Weddings were celebrated with liveried musicians where trumpeters were hired or poached from visiting princes. Professional poets – canterini – accompanying themselves on violas would sing of saints and battles.

Feast days (like today in Italy) were scenes of great entertainment for the people. Churches had extensive ‘stage’ equipment built into their domes where Christ or the Virgin Mary would ascend into the heavens. Children from the orphanages dressed as angels and boy sopranos were given red stockings as payment for singing.  They can be seen in many of the church’s paintings.

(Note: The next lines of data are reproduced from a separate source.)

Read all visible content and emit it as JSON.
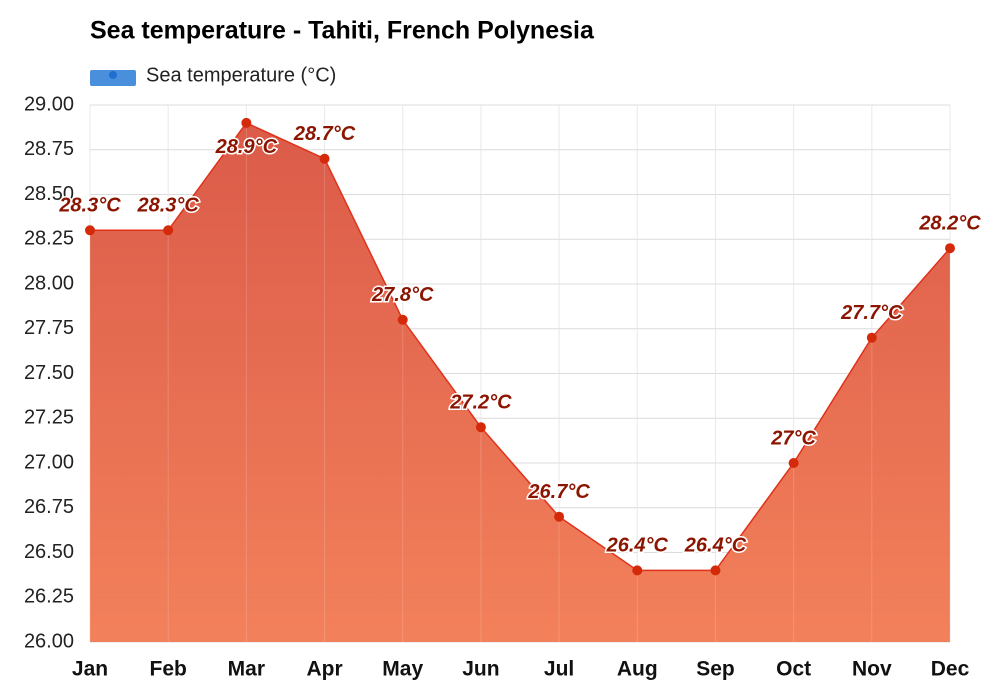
{
  "chart_data": {
    "type": "area",
    "title": "Sea temperature - Tahiti, French Polynesia",
    "categories": [
      "Jan",
      "Feb",
      "Mar",
      "Apr",
      "May",
      "Jun",
      "Jul",
      "Aug",
      "Sep",
      "Oct",
      "Nov",
      "Dec"
    ],
    "series": [
      {
        "name": "Sea temperature (°C)",
        "color": "#e0321a",
        "values": [
          28.3,
          28.3,
          28.9,
          28.7,
          27.8,
          27.2,
          26.7,
          26.4,
          26.4,
          27.0,
          27.7,
          28.2
        ],
        "value_labels": [
          "28.3°C",
          "28.3°C",
          "28.9°C",
          "28.7°C",
          "27.8°C",
          "27.2°C",
          "26.7°C",
          "26.4°C",
          "26.4°C",
          "27°C",
          "27.7°C",
          "28.2°C"
        ]
      }
    ],
    "ylim": [
      26,
      29
    ],
    "yticks": [
      {
        "value": 26,
        "label": "26.00"
      },
      {
        "value": 26.25,
        "label": "26.25"
      },
      {
        "value": 26.5,
        "label": "26.50"
      },
      {
        "value": 26.75,
        "label": "26.75"
      },
      {
        "value": 27,
        "label": "27.00"
      },
      {
        "value": 27.25,
        "label": "27.25"
      },
      {
        "value": 27.5,
        "label": "27.50"
      },
      {
        "value": 27.75,
        "label": "27.75"
      },
      {
        "value": 28,
        "label": "28.00"
      },
      {
        "value": 28.25,
        "label": "28.25"
      },
      {
        "value": 28.5,
        "label": "28.50"
      },
      {
        "value": 28.75,
        "label": "28.75"
      },
      {
        "value": 29,
        "label": "29.00"
      }
    ],
    "grid": true
  }
}
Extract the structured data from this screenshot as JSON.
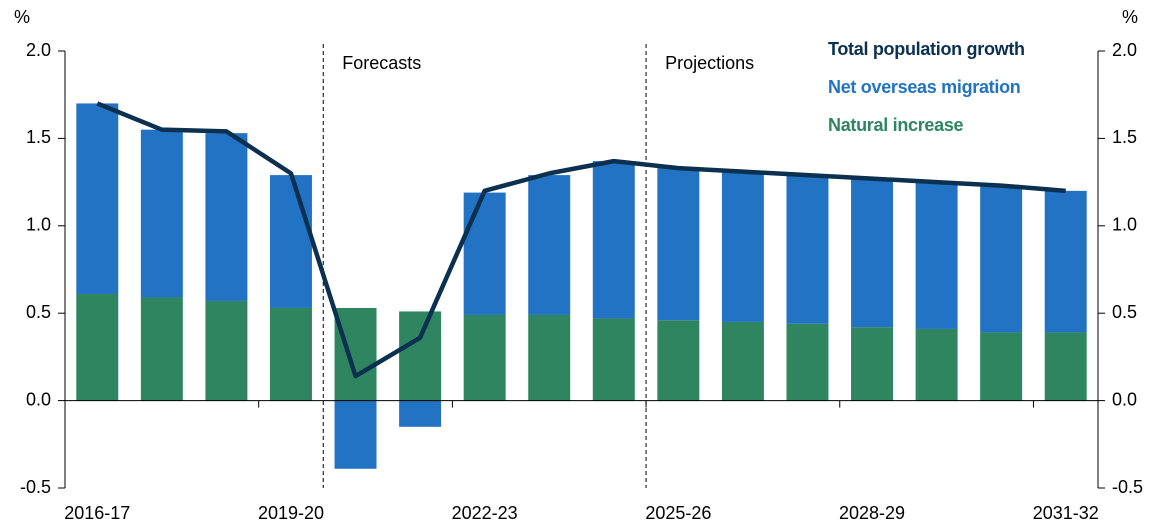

From Nerida Newbigin’s slide show showing the hoist used for the Feast of the Annunciation

Haloes on the performers were packed with gunpowder – a dove was attached to a line with a light that would fly along the row of halos igniting them to represent the enlightenment of the Holy Spirit. What a spectacle! That is until a fire in Santo Spirito burnt it to the ground.

It was a time of processions and horse racing and betting as part of the celebrations, as were processions of drummers and flag throwers – much like I saw recently in Siena.

Flag throwers and drummers in Siena

Art and pageantry evolved into performing troupes travelling from city to city in the form of the Commedia dell’arte.

My own collected postcards of Commedia dell’arte performers

This and so much more was gleaned through Nerida Newbigin’s extensive and richly-sourced lecture; a renaissance of its own in offering an awakening to those on the other side of the zoom screen.

And to once again look at Florence through the eyes of George Emerson in A Room with a View … ‘Italy … it gave her light, and – which he held more precious – it gave her shadow.’